I shared an article maybe last week about a North Idaho sheriff who wanted his county open because they (at the time) didn't have any cases. OK, let's open Bonner County. The first problem is no economy stands on its own, especially a depressed logging county that relies heavily on tourism. Certainly people from neighboring counties/towns will be coming in to eat, drink, shop, recreate..., but so will people from Washington ,Oregon, Montana, and maybe Canada (Spokane is less than an hour, Seattle is 5 hours, Missoula is 3.5, Canada is 2.5 hours). HOPEFULLY, a lot of carefully planning goes into our move to the new normal.
 
A bit anecdotal perhaps, but interesting nevertheless. In a care home near Antwerp, all the inhabitants were tested: 68 were found to be negative, 98 positive. Of those 98, only 26 showed symptoms. The median age of people in such care homes in Belgium is 87, if I remember correctly. The government will now test all c. 210.000 inhabitants and staff of care homes in Belgium over the course of the next 3 weeks (this is c 2% of the total Belgian population). I think that will be very informative.

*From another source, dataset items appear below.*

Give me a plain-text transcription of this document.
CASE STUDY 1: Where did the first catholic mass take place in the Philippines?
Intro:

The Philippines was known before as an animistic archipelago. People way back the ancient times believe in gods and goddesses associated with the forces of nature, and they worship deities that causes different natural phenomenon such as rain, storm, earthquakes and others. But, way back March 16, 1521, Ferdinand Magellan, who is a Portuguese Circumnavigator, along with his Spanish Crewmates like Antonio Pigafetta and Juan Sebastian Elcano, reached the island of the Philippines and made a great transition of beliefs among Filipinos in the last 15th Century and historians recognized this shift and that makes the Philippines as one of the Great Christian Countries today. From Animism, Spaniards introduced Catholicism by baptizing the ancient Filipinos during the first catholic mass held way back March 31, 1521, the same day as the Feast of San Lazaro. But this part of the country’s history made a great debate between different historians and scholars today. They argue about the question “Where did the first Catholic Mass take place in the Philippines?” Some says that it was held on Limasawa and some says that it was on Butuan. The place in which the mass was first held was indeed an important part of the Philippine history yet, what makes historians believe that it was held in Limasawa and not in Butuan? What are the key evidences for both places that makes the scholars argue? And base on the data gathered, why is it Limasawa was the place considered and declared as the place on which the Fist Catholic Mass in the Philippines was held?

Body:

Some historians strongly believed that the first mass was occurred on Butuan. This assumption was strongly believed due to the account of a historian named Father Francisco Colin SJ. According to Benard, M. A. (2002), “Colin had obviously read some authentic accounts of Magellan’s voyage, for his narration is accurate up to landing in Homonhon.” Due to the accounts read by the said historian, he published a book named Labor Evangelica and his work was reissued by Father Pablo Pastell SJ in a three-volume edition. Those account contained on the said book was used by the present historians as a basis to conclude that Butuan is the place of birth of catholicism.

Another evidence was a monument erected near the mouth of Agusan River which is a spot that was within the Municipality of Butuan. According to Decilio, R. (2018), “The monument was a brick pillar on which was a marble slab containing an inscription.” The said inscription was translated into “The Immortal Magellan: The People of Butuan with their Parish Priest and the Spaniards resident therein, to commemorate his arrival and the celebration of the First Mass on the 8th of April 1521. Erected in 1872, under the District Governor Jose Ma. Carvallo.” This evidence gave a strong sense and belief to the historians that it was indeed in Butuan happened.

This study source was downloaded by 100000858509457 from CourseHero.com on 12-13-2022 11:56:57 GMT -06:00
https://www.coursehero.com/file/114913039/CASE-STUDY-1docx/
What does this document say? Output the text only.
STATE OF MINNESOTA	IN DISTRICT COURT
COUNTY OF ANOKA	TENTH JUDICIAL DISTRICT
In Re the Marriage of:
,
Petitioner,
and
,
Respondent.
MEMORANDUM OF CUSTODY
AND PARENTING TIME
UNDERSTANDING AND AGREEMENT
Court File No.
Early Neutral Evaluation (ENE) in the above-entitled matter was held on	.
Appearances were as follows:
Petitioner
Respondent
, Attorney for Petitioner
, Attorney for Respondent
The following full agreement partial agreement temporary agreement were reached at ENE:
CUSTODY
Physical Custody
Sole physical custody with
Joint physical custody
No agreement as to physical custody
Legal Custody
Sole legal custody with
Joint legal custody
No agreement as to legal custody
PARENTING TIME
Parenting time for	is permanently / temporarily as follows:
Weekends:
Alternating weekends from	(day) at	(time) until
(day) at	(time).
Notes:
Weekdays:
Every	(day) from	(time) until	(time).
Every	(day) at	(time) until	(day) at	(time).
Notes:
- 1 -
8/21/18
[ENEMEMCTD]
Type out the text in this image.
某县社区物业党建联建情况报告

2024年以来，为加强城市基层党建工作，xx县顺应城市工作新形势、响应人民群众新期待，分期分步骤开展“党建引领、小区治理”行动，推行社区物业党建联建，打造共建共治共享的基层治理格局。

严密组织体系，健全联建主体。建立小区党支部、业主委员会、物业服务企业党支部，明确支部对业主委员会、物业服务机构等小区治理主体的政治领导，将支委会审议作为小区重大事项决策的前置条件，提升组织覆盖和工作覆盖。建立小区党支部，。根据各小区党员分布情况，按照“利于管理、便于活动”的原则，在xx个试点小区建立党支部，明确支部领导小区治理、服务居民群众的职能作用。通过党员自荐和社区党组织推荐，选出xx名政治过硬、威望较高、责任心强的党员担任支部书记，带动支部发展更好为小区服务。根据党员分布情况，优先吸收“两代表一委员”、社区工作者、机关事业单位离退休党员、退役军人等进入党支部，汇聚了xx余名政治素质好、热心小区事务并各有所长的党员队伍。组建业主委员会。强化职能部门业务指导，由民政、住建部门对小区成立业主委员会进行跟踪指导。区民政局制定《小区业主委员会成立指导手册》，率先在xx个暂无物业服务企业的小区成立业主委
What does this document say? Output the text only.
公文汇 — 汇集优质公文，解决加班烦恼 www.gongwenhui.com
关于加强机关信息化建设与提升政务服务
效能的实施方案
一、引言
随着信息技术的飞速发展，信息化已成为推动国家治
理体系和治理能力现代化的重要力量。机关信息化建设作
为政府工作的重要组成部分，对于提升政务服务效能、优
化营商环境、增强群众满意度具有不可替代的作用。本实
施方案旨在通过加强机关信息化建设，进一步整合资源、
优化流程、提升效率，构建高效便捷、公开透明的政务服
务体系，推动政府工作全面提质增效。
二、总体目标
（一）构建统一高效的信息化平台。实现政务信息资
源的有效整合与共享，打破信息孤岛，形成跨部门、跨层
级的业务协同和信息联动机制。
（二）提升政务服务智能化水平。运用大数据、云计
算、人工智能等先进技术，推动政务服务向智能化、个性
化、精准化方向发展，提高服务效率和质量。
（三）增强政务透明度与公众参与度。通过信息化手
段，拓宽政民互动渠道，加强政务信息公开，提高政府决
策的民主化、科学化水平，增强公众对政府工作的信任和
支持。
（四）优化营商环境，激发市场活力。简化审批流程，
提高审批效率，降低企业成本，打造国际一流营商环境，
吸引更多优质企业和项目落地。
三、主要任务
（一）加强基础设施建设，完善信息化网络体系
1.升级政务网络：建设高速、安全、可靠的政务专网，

Here's a Guardian piece on the relevance of care homes. Also note that Belgium records all of these, but most other countries, including the UK , don't add these deaths to their total covid-19 mortality:
Does the 98 total include staff or was that just residents? Very curious about transmission in these places. Resident to resident or staff to resident.
 
RE: Moving toward pre C19 life: As has been already stated it can't just be "GO!", but gradual has its issues as well. If one state or town (or even country) is more "open" than its neighbors they will be inundated and maybe become the next hot spot.

I shared an article maybe last week about a North Idaho sheriff who wanted his county open because they (at the time) didn't have any cases. OK, let's open Bonner County. The first problem is no economy stands on its own, especially a depressed logging county that relies heavily on tourism. Certainly people from neighboring counties/towns will be coming in to eat, drink, shop, recreate..., but so will people from Washington ,Oregon, Montana, and maybe Canada (Spokane is less than an hour, Seattle is 5 hours, Missoula is 3.5, Canada is 2.5 hours). HOPEFULLY, a lot of carefully planning goes into our move to the new normal.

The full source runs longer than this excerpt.